La hondura de esa mirada atraviesa todos los capítulos de la novela. La delicadeza con que se narra cada episodio, la indulgencia compasiva con que cada personaje es descrito y tratado imprimen en la obra el carácter de una profunda piedad. Sin embargo, Delibes huye de la idealización. Las flazquezas humanas se insinúan en prácticamente cada rincón de la trama. La vida en el pueblo está lejos de acomodarse al molde de un bucolismo de postal. Del egoísmo con que sus habitantes responden al cúmulo de penurias que rodean su existencia el narrador no duda en dejar constancia explícita: “La gente del valle era obstinadamente individualista. Don Ramón, el alcalde, no mentía cuando afirmaba que cada individuo del pueblo prefería morirse antes que mover un dedo en beneficio de los demás. La gente vivía aislada y sólo se preocupaba de sí misma”.

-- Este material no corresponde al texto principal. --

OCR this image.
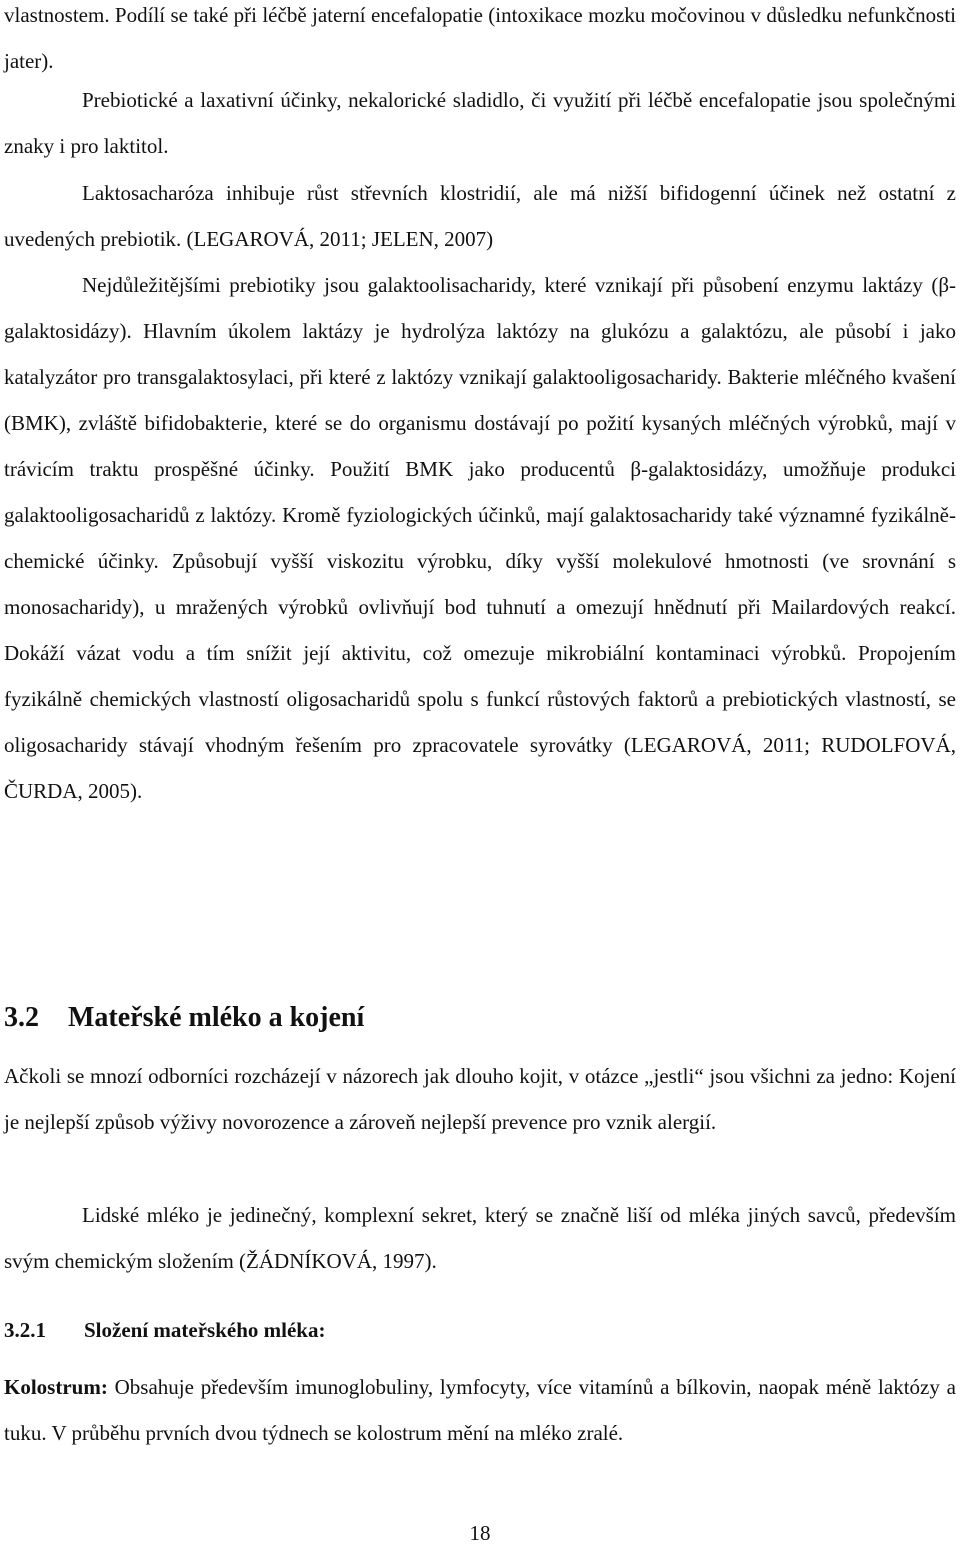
vlastnostem. Podílí se také při léčbě jaterní encefalopatie (intoxikace mozku močovinou v důsledku nefunkčnosti jater).

Prebiotické a laxativní účinky, nekalorické sladidlo, či využití při léčbě encefalopatie jsou společnými znaky i pro laktitol.

Laktosacharóza inhibuje růst střevních klostridií, ale má nižší bifidogenní účinek než ostatní z uvedených prebiotik. (LEGAROVÁ, 2011; JELEN, 2007)

Nejdůležitějšími prebiotiky jsou galaktoolisacharidy, které vznikají při působení enzymu laktázy (β-galaktosidázy). Hlavním úkolem laktázy je hydrolýza laktózy na glukózu a galaktózu, ale působí i jako katalyzátor pro transgalaktosylaci, při které z laktózy vznikají galaktooligosacharidy. Bakterie mléčného kvašení (BMK), zvláště bifidobakterie, které se do organismu dostávají po požití kysaných mléčných výrobků, mají v trávicím traktu prospěšné účinky. Použití BMK jako producentů β-galaktosidázy, umožňuje produkci galaktooligosacharidů z laktózy. Kromě fyziologických účinků, mají galaktosacharidy také významné fyzikálně-chemické účinky. Způsobují vyšší viskozitu výrobku, díky vyšší molekulové hmotnosti (ve srovnání s monosacharidy), u mražených výrobků ovlivňují bod tuhnutí a omezují hnědnutí při Mailardových reakcí. Dokáží vázat vodu a tím snížit její aktivitu, což omezuje mikrobiální kontaminaci výrobků. Propojením fyzikálně chemických vlastností oligosacharidů spolu s funkcí růstových faktorů a prebiotických vlastností, se oligosacharidy stávají vhodným řešením pro zpracovatele syrovátky (LEGAROVÁ, 2011; RUDOLFOVÁ, ČURDA, 2005).

3.2 Mateřské mléko a kojení

Ačkoli se mnozí odborníci rozcházejí v názorech jak dlouho kojit, v otázce „jestli“ jsou všichni za jedno: Kojení je nejlepší způsob výživy novorozence a zároveň nejlepší prevence pro vznik alergií.

Lidské mléko je jedinečný, komplexní sekret, který se značně liší od mléka jiných savců, především svým chemickým složením (ŽÁDNÍKOVÁ, 1997).

3.2.1 Složení mateřského mléka:

Kolostrum: Obsahuje především imunoglobuliny, lymfocyty, více vitamínů a bílkovin, naopak méně laktózy a tuku. V průběhu prvních dvou týdnech se kolostrum mění na mléko zralé.

18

Subyace por tanto en la novela un fondo de melancolía, un residuo de escepticismo fatalista, casi barojiano, suscitado por la constatación de una doble pérdida: el arrasamiento del sentido de comunidad hasta en los enclaves más pequeños de la España rural de la época (mediados y finales de los años 40 del pasado siglo) y el final de la inocencia del protagonista. No obstante, a la voluntad de crítica social se le solapa un cierto anhelo de redención. A los fracasos y desdichas que salpican las vidas de los lugareños se les opone la frescura, entre gamberra y lírica, de esos tres muchachos todavía no corrompidos por el desánimo y la mentira, educados en el valor de la lealtad y que finalmente habrán de encararse con la muerte sin que –al contrario de lo que con toda probabilidad sucedería hoy- ningún estamento sobreprotector trate de escamotearles el encuentro con lo más dramático de la experiencia humana.
El camino se configura de ese modo como el itinerario de una educación sentimental, recia y al mismo tiempo impregnada de ternura, en la que los personajes más jóvenes se van dejando jirones de su inocencia a la vez que acusan los golpes inevitables en un proceso de evolución que habrá de conducirles hasta el umbral de la edad adulta. La dureza de los tiempos les fuerza a una maduración que en nada se parece a la patológica infantilización de nuestros días. A través de su escritura, sobria y pausada, Delibes salva el testimonio de todos esos seres cuyas voces están condenadas a acabar devoradas por el rugido implacable de la Historia. “Los grandes –dictamina en cierto momento el narrador- raramente se percatan del dolor acerbo y sutil de los pequeños”. Así es. Lo paradójico es que algunos grandes, como Delibes, lo son precisamente por haber transformado ese casi inaudible dolor de los pequeños en un canto a la dignidad intrínseca de la condición humana.